Ostrow grew up in Paris, in a household that felt equal parts bistro and Shabbat table. “One minute it was my grandmother’s matzo ball soup, the next it was my father introducing me to sole meunière,” she told me. Food didn’t come with borders in her childhood—it was about balance. The rituals of Jewish cooking, the polish of French cuisine, the sense that tradition and elegance could sit comfortably on the same plate.
Olivia Ostrow
At first, her obsession wasn’t even restaurants. She wanted to be a butcher. The respect for raw product, the craft of precision cuts—that’s what hooked her. But the energy of dining rooms eventually won. Restaurants gave her a stage, a chance to transform those raw instincts into experiences. By the time she landed in Miami, she was ready to flip the script on kosher food entirely.
Ostrow’s Surprise Steak
Her first big Miami project, Ostrow Brasserie, introduced the idea that kosher could be haute. Now, Maison Ostrow takes that foundation and builds it into a global vision: part restaurant, part lifestyle brand, part unapologetic declaration of intent.
Lamb Paupiette
Provençal Fish Velouté
The restaurant itself feels like a thesis statement. Three thousand five hundred square feet, 145 seats, a terrace overlooking Biscayne Bay, interiors drenched in stone, green, and gold. The food reads like a mash-up of Paris and the Riviera: Pistachio Lamb and Duck, Cod Beignets, bouillabaisse Thursdays, and, starting in November, a weekly tasting menu that pushes haute cuisine directly into the kosher world. “I don’t strip a dish down to make it kosher,” she told me. “I build it up until it’s irresistible.”
The dining room
She doesn’t do it alone. Chef Christophe Bibard—a Top Chef Europe finalis—has joined as chef de cuisine. Together, they turn out kosher plates you’d see in any brasserie in the Arrondissements.

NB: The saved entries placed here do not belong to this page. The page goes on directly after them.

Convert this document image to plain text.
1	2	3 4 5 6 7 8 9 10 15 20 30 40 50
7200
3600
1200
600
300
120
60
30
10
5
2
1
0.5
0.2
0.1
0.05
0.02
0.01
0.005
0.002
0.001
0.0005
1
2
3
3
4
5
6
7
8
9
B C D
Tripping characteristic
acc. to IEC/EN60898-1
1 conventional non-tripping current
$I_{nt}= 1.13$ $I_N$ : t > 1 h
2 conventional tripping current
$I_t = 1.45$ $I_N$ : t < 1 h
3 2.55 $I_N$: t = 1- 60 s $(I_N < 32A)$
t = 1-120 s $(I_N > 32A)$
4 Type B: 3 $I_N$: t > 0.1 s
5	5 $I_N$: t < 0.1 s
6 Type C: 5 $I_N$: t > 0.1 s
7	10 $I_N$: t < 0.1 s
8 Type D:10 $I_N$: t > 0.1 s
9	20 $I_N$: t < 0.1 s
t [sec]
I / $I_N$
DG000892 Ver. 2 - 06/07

And then there are the extras, because Ostrow doesn’t really do simple. An épicerie selling house-made butters and sauces. A two-seat Chef’s Table on the expo line. Jazz nights. Catering that promises gala-level glamour in your living room. Each piece folds into what she calls the “Ostrow Global vision,” a brand she imagines stretching from Miami to Paris, London, Dubai.
Yes, her ambitions are lofty, but the daily reality grounds her. She lives in Miami with her husband, three kids, and three dogs. On her days off, she’s cooking French comfort food at home, watching films, or sneaking in design shopping. Always food, always art, always style.
Financier
People here started calling her the “Kosher Queen” because of her obsession with it, she tells me. “I wasn’t just a French-Jewish chef doing kosher,” she said. “I was the one flipping the script and making it glamorous, playful, and sexy.”
That’s the through line of Olivia Ostrow’s career. Not just rewriting kosher, but insisting that rules are foundations for reinvention. Maison Ostrow is her house, her brand, her global stage. Maison Ostrow’s walls speak louder than any critic: Olivia Ostrow is running her own playbook, and she isn’t asking permission.